Having twins means, not always getting to blog when I want. But I am learning to accept it for what it is. I have no choice right, lol.
Anyway a continue from my last twin Tuesday, I said I’d touch on all the feelings and pregnancy itself. It really did take a long time to accept this. I wasn’t planning for twins. I never even knew twins could be something that cold happen to me, I knew they were out there but they were like mystical unicorns to me. Twins? Me? haha! But I think by my 4th or 5th sonogram, every time two little sacks would pop up on the screen I’d say to myself “Yup, still twins”. I also had a lot of moments of panic in the beginning because even though I was TERRIFIED of twins, I didn’t want anything to happen to them, so I made sure to be extra careful at work lifting things, and sitting when I could. I stayed as active as I could for about seven months with no issues! I had a lot of guilty feelings in the beginning too. I was happy, but I was also more thinking about how hard it would be, and how would I manage. And I felt so bad about this blessing when other people were struggling to have one baby!

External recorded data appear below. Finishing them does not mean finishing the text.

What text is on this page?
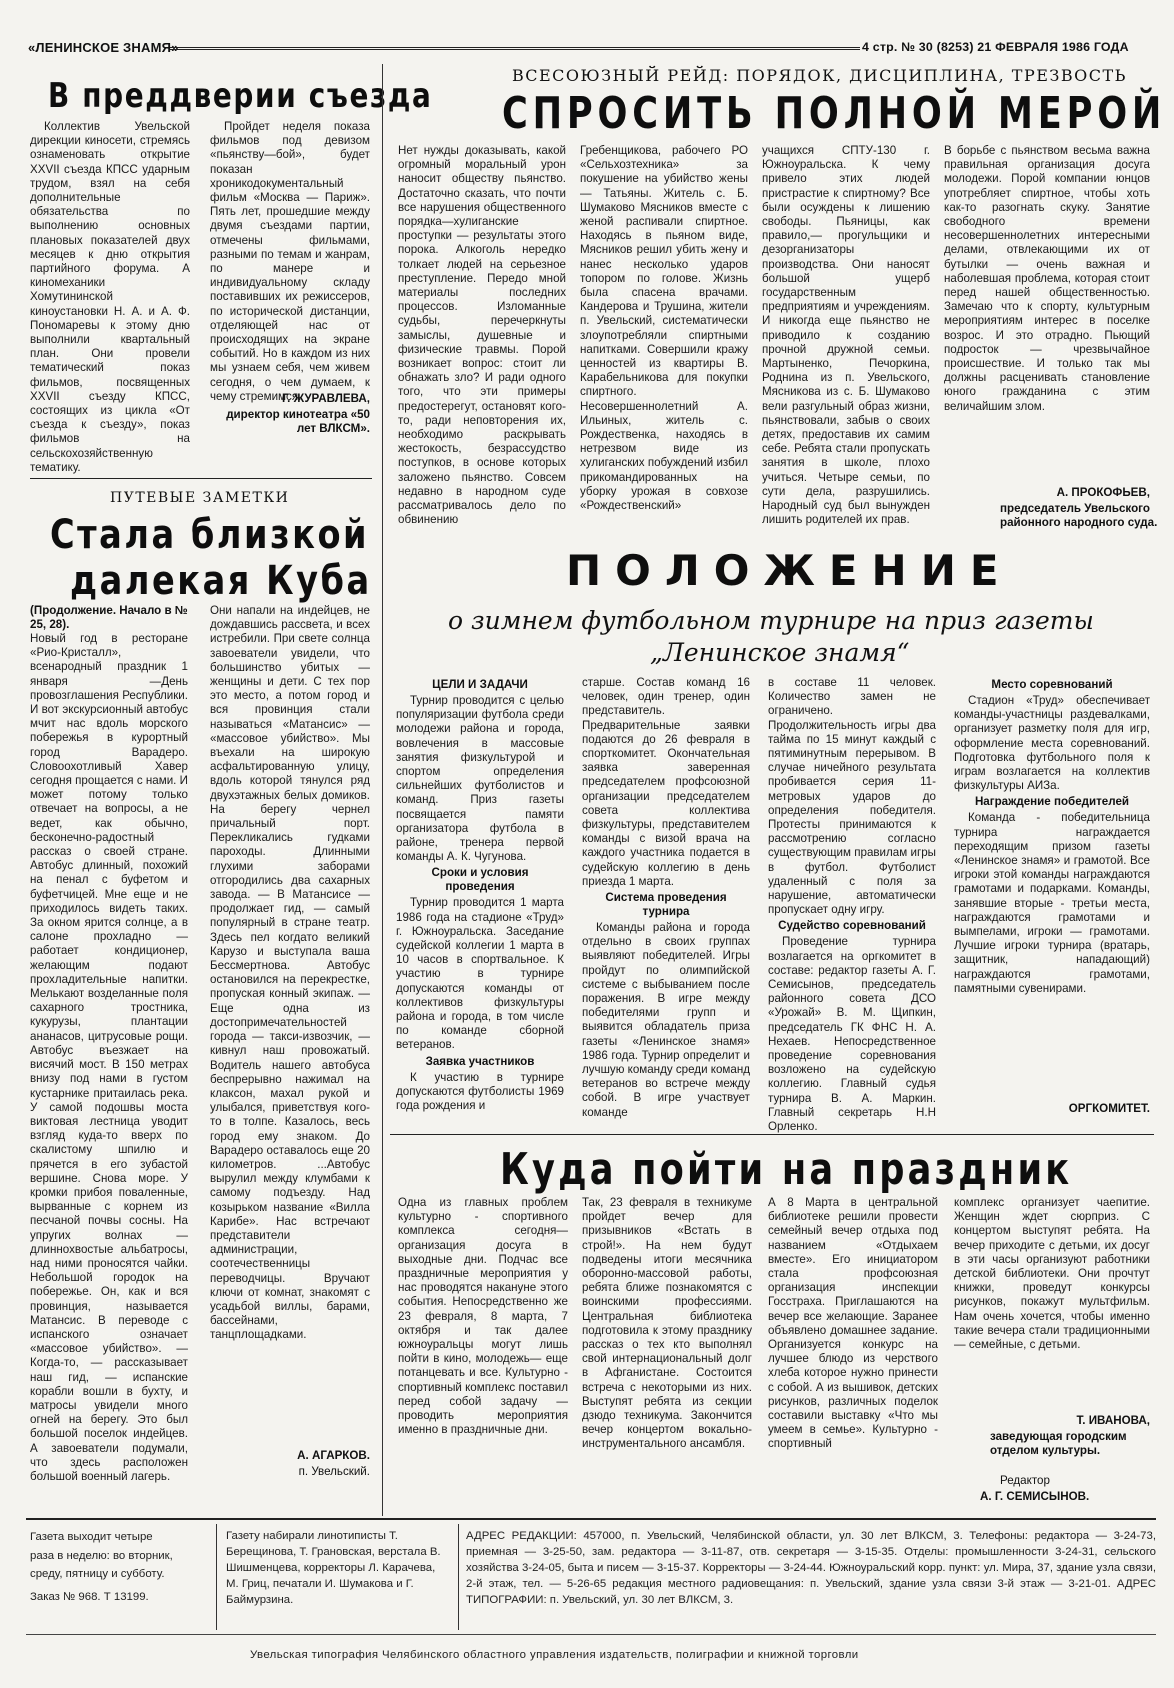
«ЛЕНИНСКОЕ ЗНАМЯ»	4 стр. № 30 (8253) 21 ФЕВРАЛЯ 1986 ГОДА
В преддверии съезда
Коллектив Увельской дирекции киносети, стремясь ознаменовать открытие XXVII съезда КПСС ударным трудом, взял на себя дополнительные обязательства по выполнению основных плановых показателей двух месяцев к дню открытия партийного форума. А киномеханики Хомутининской киноустановки Н. А. и А. Ф. Пономаревы к этому дню выполнили квартальный план. Они провели тематический показ фильмов, посвященных XXVII съезду КПСС, состоящих из цикла «От съезда к съезду», показ фильмов на сельскохозяйственную тематику.
Пройдет неделя показа фильмов под девизом «пьянству—бой», будет показан хроникодокументальный фильм «Москва — Париж». Пять лет, прошедшие между двумя съездами партии, отмечены фильмами, разными по темам и жанрам, по манере и индивидуальному складу поставивших их режиссеров, по исторической дистанции, отделяющей нас от происходящих на экране событий. Но в каждом из них мы узнаем себя, чем живем сегодня, о чем думаем, к чему стремимся.
Г. ЖУРАВЛЕВА,
директор кинотеатра «50 лет ВЛКСМ».
ПУТЕВЫЕ ЗАМЕТКИ
Стала близкой
далекая Куба
(Продолжение. Начало в № 25, 28).
Новый год в ресторане «Рио-Кристалл», всенародный праздник 1 января —День провозглашения Республики. И вот экскурсионный автобус мчит нас вдоль морского побережья в курортный город Варадеро. Словоохотливый Хавер сегодня прощается с нами. И может потому только отвечает на вопросы, а не ведет, как обычно, бесконечно-радостный рассказ о своей стране. Автобус длинный, похожий на пенал с буфетом и буфетчицей. Мне еще и не приходилось видеть таких. За окном ярится солнце, а в салоне прохладно — работает кондиционер, желающим подают прохладительные напитки. Мелькают возделанные поля сахарного тростника, кукурузы, плантации ананасов, цитрусовые рощи. Автобус въезжает на висячий мост. В 150 метрах внизу под нами в густом кустарнике притаилась река. У самой подошвы моста виктовая лестница уводит взгляд куда-то вверх по скалистому шпилю и прячется в его зубастой вершине. Снова море. У кромки прибоя поваленные, вырванные с корнем из песчаной почвы сосны. На упругих волнах — длиннохвостые альбатросы, над ними проносятся чайки. Небольшой городок на побережье. Он, как и вся провинция, называется Матансис. В переводе с испанского означает «массовое убийство». — Когда-то, — рассказывает наш гид, — испанские корабли вошли в бухту, и матросы увидели много огней на берегу. Это был большой поселок индейцев. А завоеватели подумали, что здесь расположен большой военный лагерь.
Они напали на индейцев, не дождавшись рассвета, и всех истребили. При свете солнца завоеватели увидели, что большинство убитых — женщины и дети. С тех пор это место, а потом город и вся провинция стали называться «Матансис» — «массовое убийство». Мы въехали на широкую асфальтированную улицу, вдоль которой тянулся ряд двухэтажных белых домиков. На берегу чернел причальный порт. Перекликались гудками пароходы. Длинными глухими заборами отгородились два сахарных завода. — В Матансисе —продолжает гид, — самый популярный в стране театр. Здесь пел когдато великий Карузо и выступала ваша Бессмертнова. Автобус остановился на перекрестке, пропуская конный экипаж. — Еще одна из достопримечательностей города — такси-извозчик, — кивнул наш провожатый. Водитель нашего автобуса беспрерывно нажимал на клаксон, махал рукой и улыбался, приветствуя кого-то в толпе. Казалось, весь город ему знаком. До Варадеро оставалось еще 20 километров. ...Автобус вырулил между клумбами к самому подъезду. Над козырьком название «Вилла Карибе». Нас встречают представители администрации, соотечественницы переводчицы. Вручают ключи от комнат, знакомят с усадьбой виллы, барами, бассейнами, танцплощадками.
А. АГАРКОВ.
п. Увельский.
ВСЕСОЮЗНЫЙ РЕЙД: ПОРЯДОК, ДИСЦИПЛИНА, ТРЕЗВОСТЬ
СПРОСИТЬ ПОЛНОЙ МЕРОЙ
Нет нужды доказывать, какой огромный моральный урон наносит обществу пьянство. Достаточно сказать, что почти все нарушения общественного порядка—хулиганские проступки — результаты этого порока. Алкоголь нередко толкает людей на серьезное преступление. Передо мной материалы последних процессов. Изломанные судьбы, перечеркнуты замыслы, душевные и физические травмы. Порой возникает вопрос: стоит ли обнажать зло? И ради одного того, что эти примеры предостерегут, остановят кого-то, ради неповторения их, необходимо раскрывать жестокость, безрассудство поступков, в основе которых заложено пьянство. Совсем недавно в народном суде рассматривалось дело по обвинению
Гребенщикова, рабочего РО «Сельхозтехника» за покушение на убийство жены — Татьяны. Житель с. Б. Шумаково Мясников вместе с женой распивали спиртное. Находясь в пьяном виде, Мясников решил убить жену и нанес несколько ударов топором по голове. Жизнь была спасена врачами. Кандерова и Трушина, жители п. Увельский, систематически злоупотребляли спиртными напитками. Совершили кражу ценностей из квартиры В. Карабельникова для покупки спиртного. Несовершеннолетний А. Ильиных, житель с. Рождественка, находясь в нетрезвом виде из хулиганских побуждений избил прикомандированных на уборку урожая в совхозе «Рождественский»
учащихся СПТУ-130 г. Южноуральска. К чему привело этих людей пристрастие к спиртному? Все были осуждены к лишению свободы. Пьяницы, как правило,— прогульщики и дезорганизаторы производства. Они наносят большой ущерб государственным предприятиям и учреждениям. И никогда еще пьянство не приводило к созданию прочной дружной семьи. Мартыненко, Печоркина, Роднина из п. Увельского, Мясникова из с. Б. Шумаково вели разгульный образ жизни, пьянствовали, забыв о своих детях, предоставив их самим себе. Ребята стали пропускать занятия в школе, плохо учиться. Четыре семьи, по сути дела, разрушились. Народный суд был вынужден лишить родителей их прав.
В борьбе с пьянством весьма важна правильная организация досуга молодежи. Порой компании юнцов употребляет спиртное, чтобы хоть как-то разогнать скуку. Занятие свободного времени несовершеннолетних интересными делами, отвлекающими их от бутылки — очень важная и наболевшая проблема, которая стоит перед нашей общественностью. Замечаю что к спорту, культурным мероприятиям интерес в поселке возрос. И это отрадно. Пьющий подросток — чрезвычайное происшествие. И только так мы должны расценивать становление юного гражданина с этим величайшим злом.
А. ПРОКОФЬЕВ,
председатель Увельского районного народного суда.
ПОЛОЖЕНИЕ
о зимнем футбольном турнире на приз газеты
„Ленинское знамя“
ЦЕЛИ И ЗАДАЧИ
Турнир проводится с целью популяризации футбола среди молодежи района и города, вовлечения в массовые занятия физкультурой и спортом определения сильнейших футболистов и команд. Приз газеты посвящается памяти организатора футбола в районе, тренера первой команды А. К. Чугунова.
Сроки и условия проведения
Турнир проводится 1 марта 1986 года на стадионе «Труд» г. Южноуральска. Заседание судейской коллегии 1 марта в 10 часов в спортвальное. К участию в турнире допускаются команды от коллективов физкультуры района и города, в том числе по команде сборной ветеранов.
Заявка участников
К участию в турнире допускаются футболисты 1969 года рождения и
старше. Состав команд 16 человек, один тренер, один представитель. Предварительные заявки подаются до 26 февраля в спорткомитет. Окончательная заявка заверенная председателем профсоюзной организации председателем совета коллектива физкультуры, представителем команды с визой врача на каждого участника подается в судейскую коллегию в день приезда 1 марта.
Система проведения турнира
Команды района и города отдельно в своих группах выявляют победителей. Игры пройдут по олимпийской системе с выбыванием после поражения. В игре между победителями групп и выявится обладатель приза газеты «Ленинское знамя» 1986 года. Турнир определит и лучшую команду среди команд ветеранов во встрече между собой. В игре участвует команде
в составе 11 человек. Количество замен не ограничено. Продолжительность игры два тайма по 15 минут каждый с пятиминутным перерывом. В случае ничейного результата пробивается серия 11-метровых ударов до определения победителя. Протесты принимаются к рассмотрению согласно существующим правилам игры в футбол. Футболист удаленный с поля за нарушение, автоматически пропускает одну игру.
Судейство соревнований
Проведение турнира возлагается на оргкомитет в составе: редактор газеты А. Г. Семисынов, председатель районного совета ДСО «Урожай» В. М. Щипкин, председатель ГК ФНС Н. А. Нехаев. Непосредственное проведение соревнования возложено на судейскую коллегию. Главный судья турнира В. А. Маркин. Главный секретарь Н.Н Орленко.
Место соревнований
Стадион «Труд» обеспечивает команды-участницы раздевалками, организует разметку поля для игр, оформление места соревнований. Подготовка футбольного поля к играм возлагается на коллектив физкультуры АИЗа.
Награждение победителей
Команда - победительница турнира награждается переходящим призом газеты «Ленинское знамя» и грамотой. Все игроки этой команды награждаются грамотами и подарками. Команды, занявшие вторые - третьи места, награждаются грамотами и вымпелами, игроки — грамотами. Лучшие игроки турнира (вратарь, защитник, нападающий) награждаются грамотами, памятными сувенирами.
ОРГКОМИТЕТ.
Куда пойти на праздник
Одна из главных проблем культурно - спортивного комплекса сегодня— организация досуга в выходные дни. Подчас все праздничные мероприятия у нас проводятся накануне этого события. Непосредственно же 23 февраля, 8 марта, 7 октября и так далее южноуральцы могут лишь пойти в кино, молодежь— еще потанцевать и все. Культурно - спортивный комплекс поставил перед собой задачу —проводить мероприятия именно в праздничные дни.
Так, 23 февраля в техникуме пройдет вечер для призывников «Встать в строй!». На нем будут подведены итоги месячника оборонно-массовой работы, ребята ближе познакомятся с воинскими профессиями. Центральная библиотека подготовила к этому празднику рассказ о тех кто выполнял свой интернациональный долг в Афганистане. Состоится встреча с некоторыми из них. Выступят ребята из секции дзюдо техникума. Закончится вечер концертом вокально-инструментального ансамбля.
А 8 Марта в центральной библиотеке решили провести семейный вечер отдыха под названием «Отдыхаем вместе». Его инициатором стала профсоюзная организация инспекции Госстраха. Приглашаются на вечер все желающие. Заранее объявлено домашнее задание. Организуется конкурс на лучшее блюдо из черствого хлеба которое нужно принести с собой. А из вышивок, детских рисунков, различных поделок составили выставку «Что мы умеем в семье». Культурно - спортивный
комплекс организует чаепитие. Женщин ждет сюрприз. С концертом выступят ребята. На вечер приходите с детьми, их досуг в эти часы организуют работники детской библиотеки. Они прочтут книжки, проведут конкурсы рисунков, покажут мультфильм. Нам очень хочется, чтобы именно такие вечера стали традиционными— семейные, с детьми.
Т. ИВАНОВА,
заведующая городским отделом культуры.
Редактор
А. Г. СЕМИСЫНОВ.
Газета выходит четыре
раза в неделю: во вторник,
среду, пятницу и субботу.
Заказ № 968. Т 13199.
Газету набирали линотиписты Т. Берещинова, Т. Грановская, верстала В. Шишменцева, корректоры Л. Карачева, М. Гриц, печатали И. Шумакова и Г. Баймурзина.
АДРЕС РЕДАКЦИИ: 457000, п. Увельский, Челябинской области, ул. 30 лет ВЛКСМ, 3. Телефоны: редактора — 3-24-73, приемная — 3-25-50, зам. редактора — 3-11-87, отв. секретаря — 3-15-35. Отделы: промышленности 3-24-31, сельского хозяйства 3-24-05, быта и писем — 3-15-37. Корректоры — 3-24-44. Южноуральский корр. пункт: ул. Мира, 37, здание узла связи, 2-й этаж, тел. — 5-26-65 редакция местного радиовещания: п. Увельский, здание узла связи 3-й этаж — 3-21-01. АДРЕС ТИПОГРАФИИ: п. Увельский, ул. 30 лет ВЛКСМ, 3.
Увельская типография Челябинского областного управления издательств, полиграфии и книжной торговли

I eventually accepted everything that was happening to me and the people around me were excited so that helped. I was also waiting tables at the time, and I loved telling people I was having twins when they’d comment on how big I was. “Any day now huh?!” “Actually three more months, but I’m having twins!” The faces strangers make in this situation are hilarious.
Something else, sort of amazing, happened when I was pregnant with the twins! I lost weight, somehow! Those two little zombies sucked the life out of me in there, and after they were born I was somehow smaller then when I became pregnant, so thanks girls for making my weightless journey that much shorter I hope. Now if I could just stop eating cookies.
We decided this time around to do another gender reveal because duh. Twins was a surprise enough, there was no way I was waiting for them to be born to find out what they were. Brad protested but I told him, I was finding out, with or without him haha!
As luck would have it, we found out via surprise cake that we were having two girls! I was so relieved. I love boys but, I felt in my heart I’m a girl mom. Also, Brad and I would have killed each other trying to agree on boy names. Turns out the names I like are way too cool and edgy for him, ha ;-]!
Nora clearly only cared about cake at the time.